Sunday, September 26, 2010

Silence, Dad and Phil's

Dad and I don't get to spend much one-on-one time together.

Granted, my parents lived 500 miles away, but even when we do visit back and forth, other people are with us.

Now you've got to understand my dad a little bit... he's struggles with effects from a stroke and multiple other brain issues, including dementia and Alzheimer's. He doesn't speak much because, quite frankly, he can't. He often can't remember words, so we're left to interpret hand gestures, single words and grunts.

Today my mom had brunch with a friend and Dad said, "I want to go somewhere particular."

Alright, then.

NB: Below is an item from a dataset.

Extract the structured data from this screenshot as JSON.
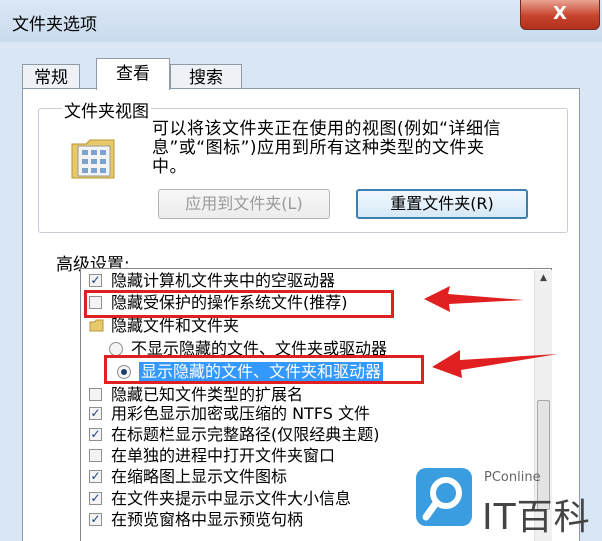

That doesn't help much. "Where, Dad?"

"Let's go," he answered.

"Is this going to be a long trip or a short one?" I mean, I do have two kids to coordinate.

"Short."

Once we made it to the car, he remembered the name of his favorite haunt from the time he lived here. "Phil's."

Ahhh. Not so short.

So he and I sat in a booth in the bar of the restaurant and watched football. (I'm not a football fan, btw.) He occasionally sipped his beer. I had a few bites of a meatball sandwich.

We didn't talk.

Okay, so I offered up a few football opinions here and there. He nodded and smiled, maybe laughed if it was funny. But he didn't say anything in return.

Back when he lived here, my dad went to Phil's almost every day. He loved it there. And watching him today as he sat there was such a blessing. He was happy. Happy. Dad doesn't seem to feel many emotions. I'm not sure his brain works like that anymore.

When he sees me after a long separation, he's happy for a few minutes. Sometimes he gets frustrated. Occasionally, angry. But each emotion only lasts a few minutes.

At Phil's, Dad was relaxed. Comfortable. Pleased. For an entire hour and a half.

Thank you, Jesus, for Phil's. Thank you for giving Dad an opportunity to feel this content again.